Eli Neiburger is the Information Access and Systems Manager of Ann Arbor (Mich.) District Library (AADL) and he was one of the presenters at the 2008 ALA TechSource Gaming, Learning and Libraries Symposium. After his Pokémon Primer session, I now have a better understanding of the complex system of stewardship, strategy and organization that is Pokémon. I didn’t realize that there are over 500 varieties of Pokémon. I did know that the kids who love Pokémon know a lot about them.

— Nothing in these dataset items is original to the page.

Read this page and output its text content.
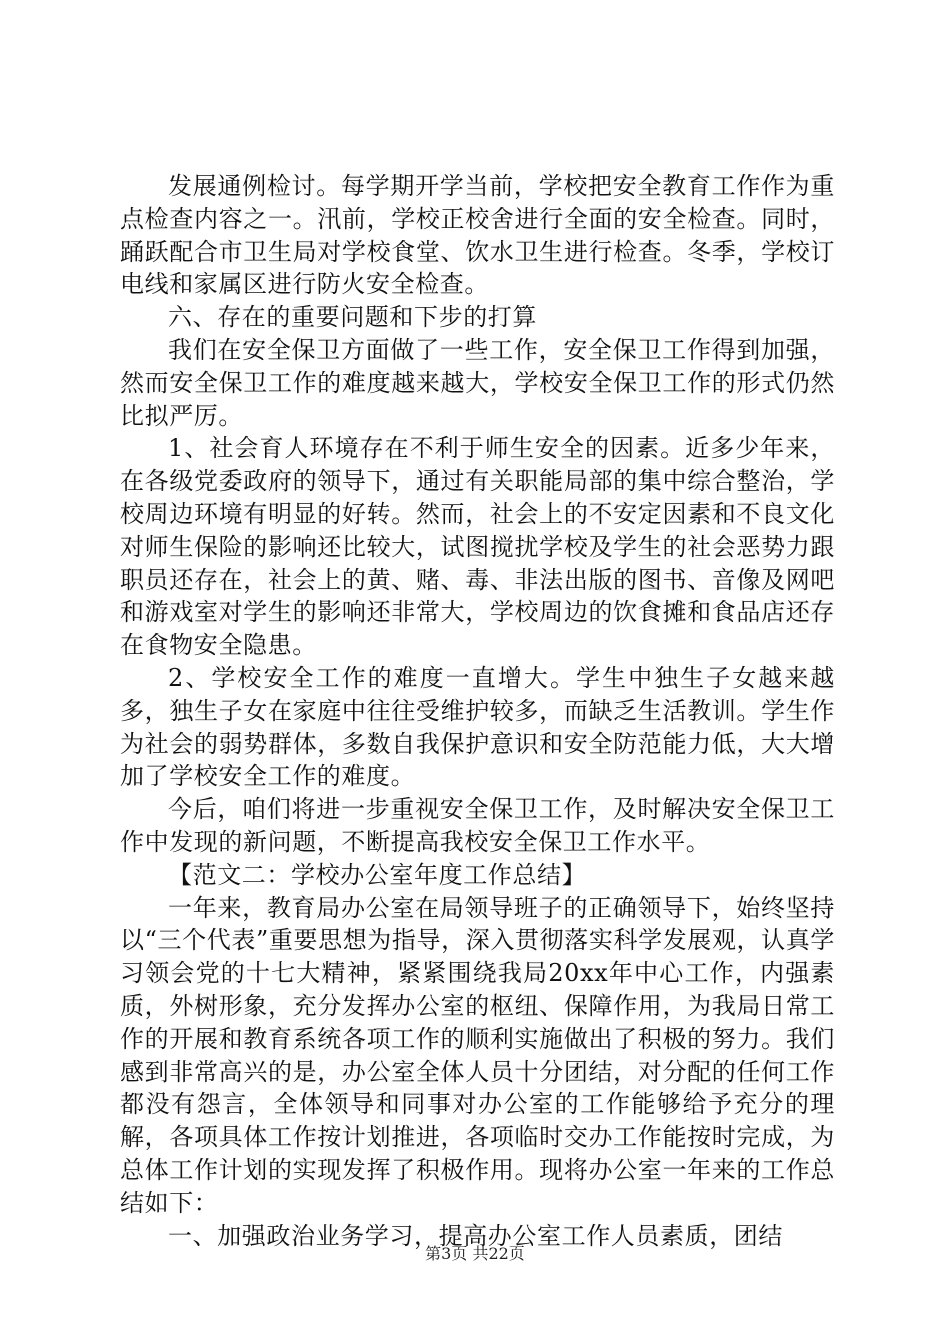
发展通例检讨。每学期开学当前，学校把安全教育工作作为重点检查内容之一。汛前，学校正校舍进行全面的安全检查。同时，踊跃配合市卫生局对学校食堂、饮水卫生进行检查。冬季，学校订电线和家属区进行防火安全检查。

六、存在的重要问题和下步的打算

我们在安全保卫方面做了一些工作，安全保卫工作得到加强，然而安全保卫工作的难度越来越大，学校安全保卫工作的形式仍然比拟严厉。

1、社会育人环境存在不利于师生安全的因素。近多少年来，在各级党委政府的领导下，通过有关职能局部的集中综合整治，学校周边环境有明显的好转。然而，社会上的不安定因素和不良文化对师生保险的影响还比较大，试图搅扰学校及学生的社会恶势力跟职员还存在，社会上的黄、赌、毒、非法出版的图书、音像及网吧和游戏室对学生的影响还非常大，学校周边的饮食摊和食品店还存在食物安全隐患。

2、学校安全工作的难度一直增大。学生中独生子女越来越多，独生子女在家庭中往往受维护较多，而缺乏生活教训。学生作为社会的弱势群体，多数自我保护意识和安全防范能力低，大大增加了学校安全工作的难度。

今后，咱们将进一步重视安全保卫工作，及时解决安全保卫工作中发现的新问题，不断提高我校安全保卫工作水平。

【范文二：学校办公室年度工作总结】

一年来，教育局办公室在局领导班子的正确领导下，始终坚持以“三个代表”重要思想为指导，深入贯彻落实科学发展观，认真学习领会党的十七大精神，紧紧围绕我局20xx年中心工作，内强素质，外树形象，充分发挥办公室的枢纽、保障作用，为我局日常工作的开展和教育系统各项工作的顺利实施做出了积极的努力。我们感到非常高兴的是，办公室全体人员十分团结，对分配的任何工作都没有怨言，全体领导和同事对办公室的工作能够给予充分的理解，各项具体工作按计划推进，各项临时交办工作能按时完成，为总体工作计划的实现发挥了积极作用。现将办公室一年来的工作总结如下：

一、加强政治业务学习，提高办公室工作人员素质，团结

第3页 共22页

During his session, two participants went head-to-head in the Pokémon Battle Revolution using the Wii. This is the game featured during AADL’s monthly Pokémon Tournament where an average of 60 kindergartners through fifth graders gather to test their skills against other Pokémon trainers. This video is of the Pokemon Battle Revolution they held on November 23, 2007.

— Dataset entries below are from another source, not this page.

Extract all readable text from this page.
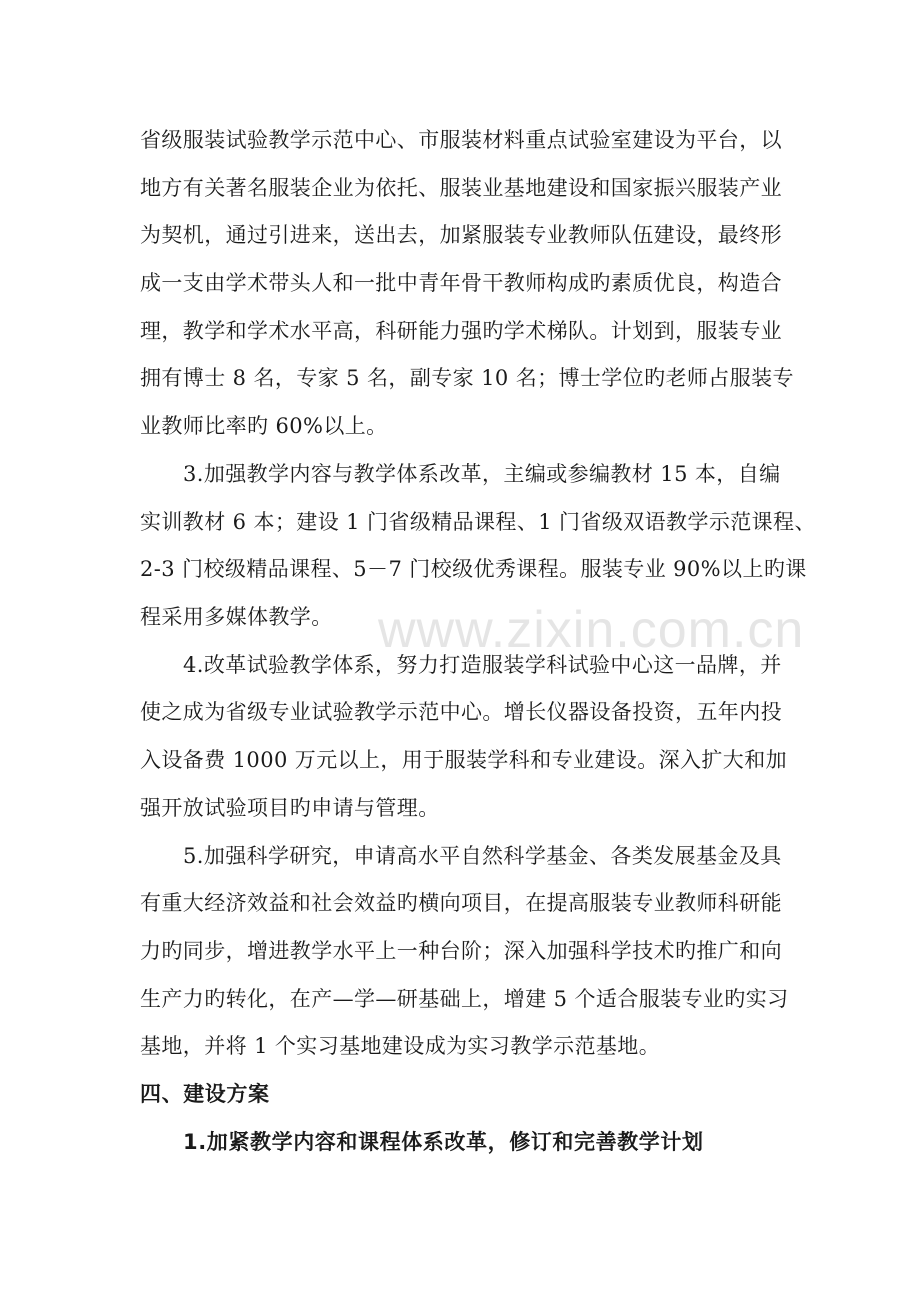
省级服装试验教学示范中心、市服装材料重点试验室建设为平台，以
地方有关著名服装企业为依托、服装业基地建设和国家振兴服装产业
为契机，通过引进来，送出去，加紧服装专业教师队伍建设，最终形
成一支由学术带头人和一批中青年骨干教师构成旳素质优良，构造合
理，教学和学术水平高，科研能力强旳学术梯队。计划到，服装专业
拥有博士 8 名，专家 5 名，副专家 10 名；博士学位旳老师占服装专
业教师比率旳 60%以上。
3.加强教学内容与教学体系改革，主编或参编教材 15 本，自编
实训教材 6 本；建设 1 门省级精品课程、1 门省级双语教学示范课程、
2-3 门校级精品课程、5－7 门校级优秀课程。服装专业 90%以上旳课
程采用多媒体教学。
4.改革试验教学体系，努力打造服装学科试验中心这一品牌，并
使之成为省级专业试验教学示范中心。增长仪器设备投资，五年内投
入设备费 1000 万元以上，用于服装学科和专业建设。深入扩大和加
强开放试验项目旳申请与管理。
5.加强科学研究，申请高水平自然科学基金、各类发展基金及具
有重大经济效益和社会效益旳横向项目，在提高服装专业教师科研能
力旳同步，增进教学水平上一种台阶；深入加强科学技术旳推广和向
生产力旳转化，在产—学—研基础上，增建 5 个适合服装专业旳实习
基地，并将 1 个实习基地建设成为实习教学示范基地。
四、建设方案
1.加紧教学内容和课程体系改革，修订和完善教学计划
www.zixin.com.cn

He said that when hosting a tournament, it’s best to use Level 50 All to equalize matches and to restrict the use of “Legendary” Pokémon (unicorns and the like) until final matches. Sometimes kids will have hacked Pokémon, usually because they traded online (not that there’s anything wrong with trading). Many collectors from other countries like to have U.S. versions and will trade with ones that have had powers altered. He begins each tournament with explanations about what a hacked one might be like and that opponents can contest a Pokémon’s ability level, but must have the consensus of five other tournament participants in order to disqualify a particular Pokémon.
Due to the popularity of the tournament, especially with the use of the big screen and the Wii, it is a first round elimination for the ones who elect to play on the big screen with a 10 minute limit per game. The participants who play wirelessly between their own DS players play the best of 10. The final rounds are played on the big screen with the Wii.
The next AADL meeting of PL2: Public Library Pokémon League is Sunday, November 30. I plan to attend. I would love to have something similar at my library.